On the night before the 2010 All-Ireland final and in the moments following Cork's victory over Down, Noel O'Leary's thoughts turned to three people close to him who had died a decade earlier.
The Cork half-back lost his cousin Mark and brother Ciaran to suicide, and his friend Benny in a quad bike accident, between January 1999 and November 2000.
O'Leary, who hails from Cill na Martra just west of Macroom, made the deaths of Mark, Ciaran and Benny a "driving force" in life and his GAA career.
"My cousin Mark, he was like another brother really. We just grew up together, from nappies all the way up," O'Leary explains in a moving episode of TG4 series Laochra Gael which airs at 9:30pm on March 16th.
"He had a relationship in school, like we all did, and that broke up. We didn't think much of it at the time.
"I can just remember walking home from school with him, and I knew he was in bad form. I was saying, 'Look, Mark, we'll go out next weekend now and go to a disco. There's plenty more fish in the sea'.
"He was a good looking guy, there was no fear of him that way. I was just trying to get him going really. 'No,' he said, 'I won't go this weekend, maybe next weekend'.
"Monday morning, I think we were getting ready for school and my father came in and said 'Look, lads, Mark passed away this morning'. It was hard to process the thing there and then. It was devastating really.
"When it all happens, the signs were kind of there but you still think it's just a bit of a phase."
The same year that Mark died, O'Leary's best friend Benny suffered a fatal accident.
"[Benny] came to me and said, 'You know, I think a quad bike, a spreader and a sprayer would be a great idea. I think a lot of farmers would give us business'. We decided it was a great idea," O'Leary explains.
"It was a Wednesday evening. We were at home. Benny landed on with the quad bike. He said he was going to go up to the top of the field while we were playing around and would be down again in two or three minutes.
"When he was coming down, he turned to the right across the hill. The quad turned over. He wasn't moving. We ran over. We knew he was in big trouble.
"When they were loading him onto the ambulance, I think we all knew from their body language that it wasn't good. We got the phone call then that he'd passed away on the way into Cork. Another young man gone, it was hard."
On a Sunday in November 2000, O'Leary's brother Ciaran failed to return home after a night out. Initially, alarm bells didn't ring as they thought, like any 17-year-old, he'd probably spent the night at a friend's house.

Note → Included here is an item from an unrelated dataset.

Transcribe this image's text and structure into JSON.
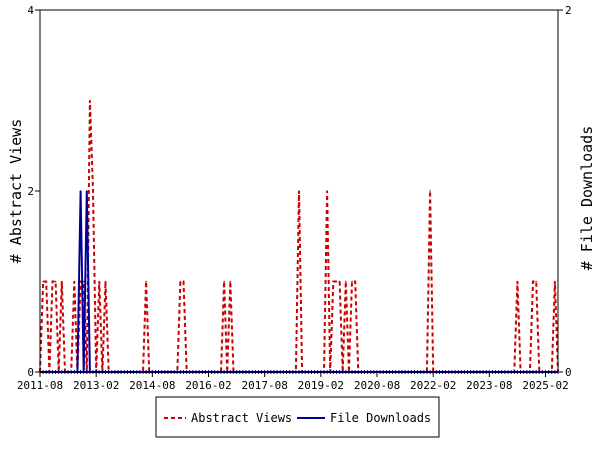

"11 o'clock came, 12 o'clock came, and we weren't getting too excited," O'Leary says.
"One o'clock came, two o'clock came, and then a phone call came through to say that Ciaran had been dropped at the end of our lane [the night before].
"We took it seriously then, and my father said, 'Look, lads, we need to start checking the lane on the way up. He's fine, but we'd better go about it. We'll go out to the shed outside, put on our wellingtons and check along the fields just in case'.
"He came back in after about two or three minutes, and said to my mother, 'The best thing now you'll do is go down to the neighbour, and we'll call you when we hear more - there's no problem'.
"She went down to the neighbours. He came into the kitchen and said, 'Lads, I found Ciaran. He's above in the shed, and he's after passing away. We're going to ring your mother now, and tell her when she comes up'.
"When she was coming up to the house, she just knew it straight away. I remember that night, my father had my mother held, and she was crying up on his chest. Seeing that raw emotion, I never in my life thought I'd see my parents embrace like that. It hit home that they were heartbroken."
O'Leary, who won an All-Ireland minor title with Cork in 2000, says football was what "slowly but surely brought us around".
"At all their funerals, I left everything out there," he says.
"I cried my eyes out for three or four days. I cried at the removal, I cried at the funeral and looking back at it I’m glad I did. I held nothing in.
"You kind of make the three guys your driving force, really. Then you start thinking about your parents, what they gave to you growing up and what they’ve done for you. All that definitely drove me going forward alright."
Overcoming those personal tragedies was a key turning point in O'Leary's life.
"You’re at a Y in the road, you can kinda go left or you can go right and left could be the bad road and right could be the good road. We took the right, as the fella says, and the pinnacle of that was football," he says.
"When you get over the line like that [in the 2010 All-Ireland final], it's not really the victories, it's the tough times you put down [that you think about]. We went through years where we couldn't win a first round with Cork, and they're the things you think about - those times.
"Things start flooding in fairly lively, everything that you've gone through. I thought about them the night before. You make the three guys your driving force really.
"The biggest moment in my life, really, was getting through what happened outside of football. For me, it was a left or right decision and I can assure you there were plenty of people that could have led me in a different direction."